Le représentant de l’administration, entendu en ses observations : détention non autorisé de stupéfiant, port d’arme non autorisé. Refus de se présenter à l’audition consulaire, ça bloque le processus on ne peut pas avancer et nous sommes obligés de faire à nouveau une demande. Nous ne sommes pas tributaires des délais du consulat. Lorsque l’audition sera faite nous prendrons un nouveau vol. Demande de prolonger la rétention.
L’avocat soulève les moyens suivants : sur la menace à l’ordre public : pas de caractérisation, le simple fait d’avoir des antécédents ne caractérise pas une menace.
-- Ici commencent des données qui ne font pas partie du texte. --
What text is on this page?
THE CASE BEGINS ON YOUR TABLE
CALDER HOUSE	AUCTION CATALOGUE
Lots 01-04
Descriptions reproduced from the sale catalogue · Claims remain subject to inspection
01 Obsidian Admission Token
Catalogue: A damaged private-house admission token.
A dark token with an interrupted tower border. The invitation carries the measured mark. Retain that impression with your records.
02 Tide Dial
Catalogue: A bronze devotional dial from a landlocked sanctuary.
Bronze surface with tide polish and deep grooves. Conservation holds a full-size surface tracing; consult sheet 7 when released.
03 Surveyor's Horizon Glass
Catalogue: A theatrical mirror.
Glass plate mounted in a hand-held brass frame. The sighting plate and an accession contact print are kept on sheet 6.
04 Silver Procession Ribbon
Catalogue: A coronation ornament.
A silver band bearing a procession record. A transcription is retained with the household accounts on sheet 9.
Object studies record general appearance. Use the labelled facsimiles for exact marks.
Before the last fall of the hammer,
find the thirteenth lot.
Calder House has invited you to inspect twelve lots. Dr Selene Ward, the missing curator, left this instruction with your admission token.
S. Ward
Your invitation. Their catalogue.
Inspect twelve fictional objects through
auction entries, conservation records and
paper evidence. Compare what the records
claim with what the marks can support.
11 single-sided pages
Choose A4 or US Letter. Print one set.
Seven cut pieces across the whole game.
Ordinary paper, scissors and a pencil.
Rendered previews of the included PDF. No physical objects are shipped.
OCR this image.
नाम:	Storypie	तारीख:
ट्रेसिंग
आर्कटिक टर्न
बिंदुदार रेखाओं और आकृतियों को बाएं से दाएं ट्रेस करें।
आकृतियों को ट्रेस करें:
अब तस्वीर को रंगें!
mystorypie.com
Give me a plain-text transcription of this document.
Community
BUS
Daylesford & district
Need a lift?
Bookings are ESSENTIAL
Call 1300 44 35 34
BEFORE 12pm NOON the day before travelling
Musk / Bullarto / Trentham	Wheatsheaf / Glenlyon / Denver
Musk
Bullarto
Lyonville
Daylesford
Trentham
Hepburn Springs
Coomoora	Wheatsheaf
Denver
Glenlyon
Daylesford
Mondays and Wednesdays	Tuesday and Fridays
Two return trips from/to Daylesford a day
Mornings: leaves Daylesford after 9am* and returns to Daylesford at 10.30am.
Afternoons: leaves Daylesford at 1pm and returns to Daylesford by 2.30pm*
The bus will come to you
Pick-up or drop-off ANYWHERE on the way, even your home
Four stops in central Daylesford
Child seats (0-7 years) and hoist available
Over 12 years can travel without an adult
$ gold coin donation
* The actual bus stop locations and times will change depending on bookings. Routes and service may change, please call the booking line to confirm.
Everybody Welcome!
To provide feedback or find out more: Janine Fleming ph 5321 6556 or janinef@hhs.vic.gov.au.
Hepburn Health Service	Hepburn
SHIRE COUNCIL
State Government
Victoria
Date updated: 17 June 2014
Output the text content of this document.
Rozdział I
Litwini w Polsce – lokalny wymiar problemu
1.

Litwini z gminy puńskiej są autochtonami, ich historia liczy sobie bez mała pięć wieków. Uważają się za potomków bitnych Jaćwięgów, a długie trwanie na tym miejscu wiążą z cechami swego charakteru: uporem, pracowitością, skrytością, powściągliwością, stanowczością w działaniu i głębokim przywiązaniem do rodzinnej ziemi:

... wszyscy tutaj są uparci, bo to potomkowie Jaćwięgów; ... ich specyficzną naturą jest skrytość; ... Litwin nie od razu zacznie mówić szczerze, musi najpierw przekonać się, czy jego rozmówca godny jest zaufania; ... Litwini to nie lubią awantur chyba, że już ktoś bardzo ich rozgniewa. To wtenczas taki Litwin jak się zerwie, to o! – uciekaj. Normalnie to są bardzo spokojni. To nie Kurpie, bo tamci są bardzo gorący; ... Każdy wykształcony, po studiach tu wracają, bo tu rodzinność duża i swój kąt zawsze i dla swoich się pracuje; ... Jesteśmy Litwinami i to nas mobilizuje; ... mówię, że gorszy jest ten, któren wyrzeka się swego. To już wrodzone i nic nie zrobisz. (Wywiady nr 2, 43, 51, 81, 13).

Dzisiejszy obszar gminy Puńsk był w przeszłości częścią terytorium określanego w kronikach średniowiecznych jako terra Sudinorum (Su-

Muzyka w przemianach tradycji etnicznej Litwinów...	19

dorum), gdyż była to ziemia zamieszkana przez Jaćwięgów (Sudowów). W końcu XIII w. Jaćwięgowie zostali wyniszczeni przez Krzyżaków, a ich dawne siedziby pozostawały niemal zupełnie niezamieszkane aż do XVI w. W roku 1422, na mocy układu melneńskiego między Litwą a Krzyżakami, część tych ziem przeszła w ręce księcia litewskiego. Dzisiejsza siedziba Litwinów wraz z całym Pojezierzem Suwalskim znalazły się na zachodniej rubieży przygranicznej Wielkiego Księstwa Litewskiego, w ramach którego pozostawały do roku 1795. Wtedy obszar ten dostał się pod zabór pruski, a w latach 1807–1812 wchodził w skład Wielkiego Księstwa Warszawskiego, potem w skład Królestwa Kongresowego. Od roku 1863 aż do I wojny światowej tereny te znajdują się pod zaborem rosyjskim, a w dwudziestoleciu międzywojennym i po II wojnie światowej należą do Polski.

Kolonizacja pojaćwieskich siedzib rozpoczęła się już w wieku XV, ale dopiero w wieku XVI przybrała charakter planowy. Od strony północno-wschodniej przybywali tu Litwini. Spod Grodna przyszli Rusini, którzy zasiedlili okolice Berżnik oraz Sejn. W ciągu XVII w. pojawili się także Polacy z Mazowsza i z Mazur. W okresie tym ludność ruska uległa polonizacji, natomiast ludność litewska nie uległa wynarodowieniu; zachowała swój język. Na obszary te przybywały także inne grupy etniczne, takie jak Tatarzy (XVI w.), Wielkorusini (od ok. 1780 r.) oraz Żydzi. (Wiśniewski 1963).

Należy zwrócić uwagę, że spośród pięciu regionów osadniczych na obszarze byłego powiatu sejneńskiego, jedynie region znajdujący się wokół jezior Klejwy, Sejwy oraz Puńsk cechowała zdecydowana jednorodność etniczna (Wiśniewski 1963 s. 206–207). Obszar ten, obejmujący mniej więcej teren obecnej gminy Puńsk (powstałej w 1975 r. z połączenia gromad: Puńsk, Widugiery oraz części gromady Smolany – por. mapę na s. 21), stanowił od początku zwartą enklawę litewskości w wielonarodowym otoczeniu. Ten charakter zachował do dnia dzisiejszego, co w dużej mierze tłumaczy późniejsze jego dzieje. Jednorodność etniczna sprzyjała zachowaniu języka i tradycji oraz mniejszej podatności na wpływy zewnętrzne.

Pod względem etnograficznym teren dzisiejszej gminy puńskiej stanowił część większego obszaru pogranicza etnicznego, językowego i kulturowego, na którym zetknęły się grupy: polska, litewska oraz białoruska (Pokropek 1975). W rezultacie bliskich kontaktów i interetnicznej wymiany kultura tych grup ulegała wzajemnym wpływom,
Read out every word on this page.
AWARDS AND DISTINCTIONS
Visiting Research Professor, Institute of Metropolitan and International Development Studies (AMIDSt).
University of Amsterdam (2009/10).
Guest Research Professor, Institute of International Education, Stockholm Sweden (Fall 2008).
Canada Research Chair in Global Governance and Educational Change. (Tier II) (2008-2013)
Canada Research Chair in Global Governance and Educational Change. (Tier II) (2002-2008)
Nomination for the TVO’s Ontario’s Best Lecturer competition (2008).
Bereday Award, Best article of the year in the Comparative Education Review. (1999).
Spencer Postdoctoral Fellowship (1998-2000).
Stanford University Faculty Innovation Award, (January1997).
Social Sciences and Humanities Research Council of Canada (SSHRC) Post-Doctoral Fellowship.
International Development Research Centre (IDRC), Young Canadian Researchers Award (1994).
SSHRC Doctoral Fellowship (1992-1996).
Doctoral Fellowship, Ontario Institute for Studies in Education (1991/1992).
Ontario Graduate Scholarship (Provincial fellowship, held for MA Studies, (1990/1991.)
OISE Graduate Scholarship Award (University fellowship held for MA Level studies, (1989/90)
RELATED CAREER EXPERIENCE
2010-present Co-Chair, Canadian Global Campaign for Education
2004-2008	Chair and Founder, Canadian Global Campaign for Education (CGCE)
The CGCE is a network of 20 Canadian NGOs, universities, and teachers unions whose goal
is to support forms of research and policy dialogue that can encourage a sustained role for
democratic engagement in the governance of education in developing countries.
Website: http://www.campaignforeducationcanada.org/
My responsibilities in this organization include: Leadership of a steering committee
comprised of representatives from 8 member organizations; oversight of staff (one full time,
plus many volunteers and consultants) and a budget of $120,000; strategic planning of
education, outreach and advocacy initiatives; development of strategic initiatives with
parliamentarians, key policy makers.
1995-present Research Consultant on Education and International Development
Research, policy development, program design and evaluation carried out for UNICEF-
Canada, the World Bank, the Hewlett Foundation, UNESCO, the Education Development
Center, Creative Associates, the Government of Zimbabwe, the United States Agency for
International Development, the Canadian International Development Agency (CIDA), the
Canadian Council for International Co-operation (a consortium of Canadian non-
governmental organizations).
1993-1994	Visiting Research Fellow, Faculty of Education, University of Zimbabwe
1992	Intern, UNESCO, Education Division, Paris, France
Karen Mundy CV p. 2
Sur le défaut de délivrance du laissez-passer : au regard de l’art L 145-2 du ceseda il ne peut être relevé ostruction car nous étions au-delà du délai de 15 jours prévu par la loi. Le 09.08 monsieur n’est pas sur la liste mais ce n’est pas de son fait. Le défaut de délivrance du laissez-passer est constaté, l’administration est bien incapable de démontrer qu’elle l’aura à brefs délais. Demande de ne pas faire droit à la demande de l’admnisitration.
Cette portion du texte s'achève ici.